Le président burundais Pierre Nkurunziza dribble un gardien de but durant un match à Abidjan, le 26 février 2007.
© KAMBOU SIA / AFP

L'administrateur de Kiremba et son adjoint chargé du sport ont été écroués pour « complot contre le chef de l'État » en fin de semaine dernière. Leur faute : avoir « permis » que le président Pierre Nkurunziza soit malmené physiquement au cours d'un match de football qui s'était déroulé le 3 février dans cette commune du nord du Burundi.

On ne rigole pas avec les tibias de Pierre Nkunrunziza. Le 3 février dernier, l'équipe du président, l'Alléluia FC, affronte le club de Kiremba. Kiremba, pour l'occasion, a recruté quelques joueurs parmi les réfugiés congolais du camp de Musasa. Les Congolais, crime de lèse-majesté, ont à plusieurs reprises attaqué de front Pierre Nkurunziza, alors balle au pied, et l'ont même fait tomber.

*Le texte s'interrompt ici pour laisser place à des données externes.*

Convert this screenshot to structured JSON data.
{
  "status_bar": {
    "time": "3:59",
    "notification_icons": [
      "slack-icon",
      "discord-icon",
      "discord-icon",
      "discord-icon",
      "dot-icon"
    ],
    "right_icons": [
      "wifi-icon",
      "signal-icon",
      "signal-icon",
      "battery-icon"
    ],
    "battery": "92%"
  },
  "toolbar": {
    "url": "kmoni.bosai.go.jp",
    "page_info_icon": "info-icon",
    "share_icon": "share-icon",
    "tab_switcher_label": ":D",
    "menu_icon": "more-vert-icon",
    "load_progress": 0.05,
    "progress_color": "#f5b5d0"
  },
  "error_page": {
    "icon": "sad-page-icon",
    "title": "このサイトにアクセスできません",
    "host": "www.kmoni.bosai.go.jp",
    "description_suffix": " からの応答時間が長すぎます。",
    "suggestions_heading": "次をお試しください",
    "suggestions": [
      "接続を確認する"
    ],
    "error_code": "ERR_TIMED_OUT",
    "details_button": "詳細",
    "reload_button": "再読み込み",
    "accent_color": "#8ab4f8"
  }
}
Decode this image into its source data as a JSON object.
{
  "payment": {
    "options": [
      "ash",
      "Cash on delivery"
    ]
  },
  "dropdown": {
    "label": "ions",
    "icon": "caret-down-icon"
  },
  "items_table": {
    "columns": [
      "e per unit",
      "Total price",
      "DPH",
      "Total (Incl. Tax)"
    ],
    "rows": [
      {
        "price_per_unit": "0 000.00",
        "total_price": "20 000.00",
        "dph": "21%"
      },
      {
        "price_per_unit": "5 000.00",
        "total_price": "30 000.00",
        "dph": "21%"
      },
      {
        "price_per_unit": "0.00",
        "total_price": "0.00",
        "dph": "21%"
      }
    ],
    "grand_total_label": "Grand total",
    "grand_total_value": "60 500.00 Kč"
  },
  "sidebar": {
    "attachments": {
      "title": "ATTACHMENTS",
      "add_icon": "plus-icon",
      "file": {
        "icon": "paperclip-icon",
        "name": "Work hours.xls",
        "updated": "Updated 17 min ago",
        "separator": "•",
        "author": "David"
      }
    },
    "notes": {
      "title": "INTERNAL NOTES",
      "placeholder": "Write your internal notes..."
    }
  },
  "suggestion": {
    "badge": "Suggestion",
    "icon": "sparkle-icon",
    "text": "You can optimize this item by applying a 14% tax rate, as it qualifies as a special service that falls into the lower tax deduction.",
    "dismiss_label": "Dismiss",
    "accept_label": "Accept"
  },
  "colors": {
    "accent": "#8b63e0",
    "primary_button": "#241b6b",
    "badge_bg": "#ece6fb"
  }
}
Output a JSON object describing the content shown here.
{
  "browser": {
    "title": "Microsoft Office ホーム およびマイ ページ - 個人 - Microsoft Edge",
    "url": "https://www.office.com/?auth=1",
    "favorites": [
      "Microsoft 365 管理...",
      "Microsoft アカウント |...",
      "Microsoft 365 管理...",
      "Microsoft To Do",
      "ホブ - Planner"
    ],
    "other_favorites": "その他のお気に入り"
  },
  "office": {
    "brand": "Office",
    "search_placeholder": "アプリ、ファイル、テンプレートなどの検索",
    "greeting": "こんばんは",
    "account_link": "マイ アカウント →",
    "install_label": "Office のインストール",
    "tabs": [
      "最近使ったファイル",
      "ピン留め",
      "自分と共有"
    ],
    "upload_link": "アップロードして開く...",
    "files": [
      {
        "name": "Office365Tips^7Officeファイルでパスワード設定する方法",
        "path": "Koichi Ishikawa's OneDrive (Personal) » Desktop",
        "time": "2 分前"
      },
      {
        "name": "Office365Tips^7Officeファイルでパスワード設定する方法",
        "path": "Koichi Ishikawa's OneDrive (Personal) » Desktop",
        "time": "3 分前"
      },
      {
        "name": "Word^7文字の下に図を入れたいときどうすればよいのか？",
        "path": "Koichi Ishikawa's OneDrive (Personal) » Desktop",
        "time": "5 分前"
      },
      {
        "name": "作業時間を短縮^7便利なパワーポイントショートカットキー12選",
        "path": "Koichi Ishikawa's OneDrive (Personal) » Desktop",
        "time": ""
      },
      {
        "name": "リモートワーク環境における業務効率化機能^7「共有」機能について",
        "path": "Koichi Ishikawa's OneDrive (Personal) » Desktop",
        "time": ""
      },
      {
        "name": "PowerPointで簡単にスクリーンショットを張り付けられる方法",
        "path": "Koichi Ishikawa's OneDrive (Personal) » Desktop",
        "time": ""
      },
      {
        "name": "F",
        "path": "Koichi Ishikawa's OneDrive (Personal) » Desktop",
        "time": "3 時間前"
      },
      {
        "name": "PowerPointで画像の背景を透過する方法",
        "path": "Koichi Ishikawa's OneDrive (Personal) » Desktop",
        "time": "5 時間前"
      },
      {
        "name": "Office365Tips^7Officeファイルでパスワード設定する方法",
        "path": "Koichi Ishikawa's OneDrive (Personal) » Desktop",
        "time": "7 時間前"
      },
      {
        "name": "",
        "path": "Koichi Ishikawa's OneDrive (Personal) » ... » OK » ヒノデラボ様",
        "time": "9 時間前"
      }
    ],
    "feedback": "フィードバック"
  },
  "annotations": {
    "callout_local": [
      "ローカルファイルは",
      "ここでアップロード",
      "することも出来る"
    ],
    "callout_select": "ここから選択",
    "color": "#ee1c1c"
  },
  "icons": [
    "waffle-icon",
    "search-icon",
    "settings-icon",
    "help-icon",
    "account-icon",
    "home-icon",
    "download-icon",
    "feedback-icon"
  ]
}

L'administrateur de Kiremba, Cyriaque Nkézabahizi, et son adjoint chargé du sport, Michel Mutama, ont donc été écroués pour « complot contre le chef de l'État » en fin de semaine dernière. Ils ont été emprisonnés à la prison de Ngozi, à 130 km au nord de Bujumbura.

Les règles sont pourtant connues de tous : quand le président est en possession du ballon, aucun adversaire ne doit l'approcher à moins de trois mètres. Et il doit marquer un but, ou du moins être à l'origine d'une action décisive. Mais les footballeurs congolais ignoraient ces bonnes manières.

Sur le terrain, la consigne est claire : l'équipe adverse peut égaliser contre le Alléluia FC, mais elle doit absolument laisser le président marquer avant le coup de sifflet final. Un arbitre avait averti ainsi une équipe rivale : « Si vous ne laissez pas son Excellence marquer le but, vous allez jouer jusqu'à demain. »

Pour Nkunrunziza, le ballon rond est une religion, il y consacre la moitié de son temps. En 2015, alors que certaines rues de la capitale sont jonchées de cadavres, lui court après un ballon.